Looking at his record, it’s difficult to see any promise of accomplishment. His entire tenure has been one vast Gobi of negative achievement unparalleled in the history of this Republic. His domestic record — to mention only the highlights — consists of the Stimulus (“shovel-ready jobs”), ObamaCare, forcing tens of millions out of the workforce, decoupling the stock market from the economy as a whole, and a still stumbling recovery. His “post-racial presidency” is a sad joke, with race relations in a state of tension unseen since the late 60s. His party is in near-terminal disarray, with most of the states in the hands of the GOP and, apart from a pair of questionable female celebrity candidates, no one to take up the reins once he leaves.
As for foreign affairs, where do we commence?
And now, today we read…
President Obama is being knocked by local press for chewing gum today at the Republic Day parade in India.

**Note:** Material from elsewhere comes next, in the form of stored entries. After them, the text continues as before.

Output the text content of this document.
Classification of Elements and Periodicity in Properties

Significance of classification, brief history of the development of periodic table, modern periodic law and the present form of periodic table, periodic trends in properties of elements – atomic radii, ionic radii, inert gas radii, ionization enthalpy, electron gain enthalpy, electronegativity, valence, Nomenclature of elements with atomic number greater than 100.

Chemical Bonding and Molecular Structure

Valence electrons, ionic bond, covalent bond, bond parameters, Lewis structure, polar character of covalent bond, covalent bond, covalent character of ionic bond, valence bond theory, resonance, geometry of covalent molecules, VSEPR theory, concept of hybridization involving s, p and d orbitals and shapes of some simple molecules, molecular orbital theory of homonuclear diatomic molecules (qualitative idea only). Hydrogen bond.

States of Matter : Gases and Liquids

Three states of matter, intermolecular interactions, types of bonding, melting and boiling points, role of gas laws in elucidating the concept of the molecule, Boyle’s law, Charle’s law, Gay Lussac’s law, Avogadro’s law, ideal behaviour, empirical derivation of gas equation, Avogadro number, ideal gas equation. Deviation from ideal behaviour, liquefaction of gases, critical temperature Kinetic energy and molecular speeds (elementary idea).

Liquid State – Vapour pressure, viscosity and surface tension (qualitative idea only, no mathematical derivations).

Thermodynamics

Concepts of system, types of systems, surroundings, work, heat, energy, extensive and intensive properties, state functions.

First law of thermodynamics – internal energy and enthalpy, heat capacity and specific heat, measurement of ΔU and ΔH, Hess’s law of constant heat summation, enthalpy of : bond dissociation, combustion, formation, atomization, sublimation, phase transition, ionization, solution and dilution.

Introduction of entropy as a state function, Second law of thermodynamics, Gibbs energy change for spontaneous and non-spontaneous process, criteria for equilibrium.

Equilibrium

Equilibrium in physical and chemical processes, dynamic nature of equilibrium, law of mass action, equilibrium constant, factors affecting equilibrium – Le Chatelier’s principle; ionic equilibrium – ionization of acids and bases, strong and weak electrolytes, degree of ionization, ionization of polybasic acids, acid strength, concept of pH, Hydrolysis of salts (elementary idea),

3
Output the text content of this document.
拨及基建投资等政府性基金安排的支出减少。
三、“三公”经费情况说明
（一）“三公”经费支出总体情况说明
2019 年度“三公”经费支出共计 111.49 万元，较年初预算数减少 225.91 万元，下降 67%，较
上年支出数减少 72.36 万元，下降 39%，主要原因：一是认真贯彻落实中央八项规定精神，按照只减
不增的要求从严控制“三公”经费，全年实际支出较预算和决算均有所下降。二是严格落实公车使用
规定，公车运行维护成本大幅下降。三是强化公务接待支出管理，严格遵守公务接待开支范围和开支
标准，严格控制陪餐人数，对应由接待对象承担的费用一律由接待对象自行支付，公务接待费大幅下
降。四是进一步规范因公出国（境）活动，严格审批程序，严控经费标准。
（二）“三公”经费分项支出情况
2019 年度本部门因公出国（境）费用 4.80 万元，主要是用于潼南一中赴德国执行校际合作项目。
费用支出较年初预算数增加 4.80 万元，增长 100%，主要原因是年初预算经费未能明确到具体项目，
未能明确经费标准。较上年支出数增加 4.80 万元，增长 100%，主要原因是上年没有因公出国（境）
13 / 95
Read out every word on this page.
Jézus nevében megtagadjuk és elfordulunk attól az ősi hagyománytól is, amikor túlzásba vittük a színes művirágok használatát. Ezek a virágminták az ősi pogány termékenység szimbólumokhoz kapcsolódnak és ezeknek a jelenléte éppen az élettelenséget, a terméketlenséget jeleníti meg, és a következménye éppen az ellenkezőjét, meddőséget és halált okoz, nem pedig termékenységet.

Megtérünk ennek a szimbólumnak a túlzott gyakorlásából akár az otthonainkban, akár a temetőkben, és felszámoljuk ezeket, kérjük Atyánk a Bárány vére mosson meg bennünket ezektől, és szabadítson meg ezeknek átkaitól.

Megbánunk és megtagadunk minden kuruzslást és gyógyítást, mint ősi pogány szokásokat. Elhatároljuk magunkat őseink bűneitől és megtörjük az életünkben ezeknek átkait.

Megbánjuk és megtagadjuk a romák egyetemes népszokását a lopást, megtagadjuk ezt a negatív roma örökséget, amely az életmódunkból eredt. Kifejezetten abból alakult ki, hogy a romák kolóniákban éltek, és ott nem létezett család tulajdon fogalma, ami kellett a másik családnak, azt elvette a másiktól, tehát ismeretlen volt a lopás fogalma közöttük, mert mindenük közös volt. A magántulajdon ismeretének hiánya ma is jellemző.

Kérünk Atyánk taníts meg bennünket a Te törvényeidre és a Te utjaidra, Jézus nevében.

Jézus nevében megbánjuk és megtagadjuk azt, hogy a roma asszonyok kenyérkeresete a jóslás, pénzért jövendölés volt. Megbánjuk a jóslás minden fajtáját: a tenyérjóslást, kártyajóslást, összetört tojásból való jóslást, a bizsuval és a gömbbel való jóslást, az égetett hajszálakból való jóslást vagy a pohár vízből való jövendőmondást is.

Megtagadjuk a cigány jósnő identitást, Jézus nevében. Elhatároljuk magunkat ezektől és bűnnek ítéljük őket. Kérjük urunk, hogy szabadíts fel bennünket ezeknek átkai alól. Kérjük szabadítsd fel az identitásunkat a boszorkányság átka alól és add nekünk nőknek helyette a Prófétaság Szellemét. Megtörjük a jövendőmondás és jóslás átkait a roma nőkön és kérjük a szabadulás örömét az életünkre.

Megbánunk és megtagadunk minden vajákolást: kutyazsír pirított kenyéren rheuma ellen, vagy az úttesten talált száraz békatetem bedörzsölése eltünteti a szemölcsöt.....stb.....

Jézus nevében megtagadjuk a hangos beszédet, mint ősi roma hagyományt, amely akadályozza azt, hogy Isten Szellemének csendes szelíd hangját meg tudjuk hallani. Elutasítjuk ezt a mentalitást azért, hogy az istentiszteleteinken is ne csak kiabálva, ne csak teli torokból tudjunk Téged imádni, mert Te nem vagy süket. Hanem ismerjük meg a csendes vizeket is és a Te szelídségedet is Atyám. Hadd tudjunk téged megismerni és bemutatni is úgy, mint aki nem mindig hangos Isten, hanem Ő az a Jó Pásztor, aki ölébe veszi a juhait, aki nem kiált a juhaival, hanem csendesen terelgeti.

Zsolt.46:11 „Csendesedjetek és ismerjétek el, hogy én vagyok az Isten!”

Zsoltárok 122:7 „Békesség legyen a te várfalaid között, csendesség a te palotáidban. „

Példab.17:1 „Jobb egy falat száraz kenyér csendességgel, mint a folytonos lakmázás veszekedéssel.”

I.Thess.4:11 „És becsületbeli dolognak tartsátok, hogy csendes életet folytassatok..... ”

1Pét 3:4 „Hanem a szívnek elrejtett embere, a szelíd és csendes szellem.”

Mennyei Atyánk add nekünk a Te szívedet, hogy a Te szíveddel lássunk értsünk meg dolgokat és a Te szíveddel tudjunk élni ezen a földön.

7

“In an ungainly sight, cameras caught US President Brack Obama chewing gum during the Republic Day parade on Monday. In the picture captured by cameras and posted on Twitter by some users, Obama was spotted removing his chewing gum while PM Modi was seen trying to explain something to the US president,” reports the Times of India.
He is an embarrassment. I think this is worse than the many photos of his stupid hi-jinks on the golf course, this was a formal State function. In India, where they were ready to chop an American actors head off (well, throw him in jail actually) for kissing a Indian Actress in public.
So what’s left for him?
That has been obvious for the past several months, clearly evinced by his senseless executive orders, his annoying appointments, and his unwillingness to face up to the facts. Obama plans to be a pest
Or worse. But I think Dunn hit the right note, Obama is (fortunately or unfortunately) an incompetent. He doesn’t have the stones to really be a Dictator and I think the wiser and richer heads behind him are getting nervous and just want him off the stage. Because Dunn’s other point is apt. Obama is the Norse God of Mischief personified, he’s the second coming of Loki. Thank God that I don’t have to deal with the shame of having voted for him, I couldn’t look myself in the mirror. I wonder how those that have that on their consciences are dealing with it? We should form support groups for the poor people.
God what an embarrassment! Well, since we’re on a roll…
The USA has, by far, the highest per capita gun ownership in the world. Progressives will tell you that this is what makes America the Murder Capitol of Planet Earth. But we’re not, and in this devastatingly effective Firewall, Bill Whittle shows why the center of Gun Nut Nation is in fact one of the safest places in the world.
I spoke with someone connected to the International Olympic Committee who told me that Boston has rocketed to the top of their consideration list [for 2024] because of how the city was able to shut itself down after the Boston Marathon bombing.
I.E. Conduct a full blown Police-State takeover and occupation of Boston and surrounding communities, eagerly violating the rights of thousands by shutting citizens into their homes under penalty of death. No Kidding!
I blogged about it then and I’m still outraged. But I’m apparently the only one…am I?
I quoted a comment from another blog then and I think it’s a good time to repeat it now.
“It seems hard to escape the conclusion that many of these questions might never be answered. Local authorities in Boston have now had a taste of the expediency of extraordinary police powers which obviously run up to and include the power to paralyze an entire city to hunt down one man. It seems difficult to conclude that they will easily relinquish them.” (April 2013)
Give that person a gold star! On the money. Bad enough that Boston is eagerly looking for the chance to spend billion of dollars that they don’t have. Plus the opportunity to misuse Emanate Domain to wipe out inconvenient neighbors or businesses. But they will enshrine the principles of iron-control of the populace. When and if they do just stop calling them, Citizens.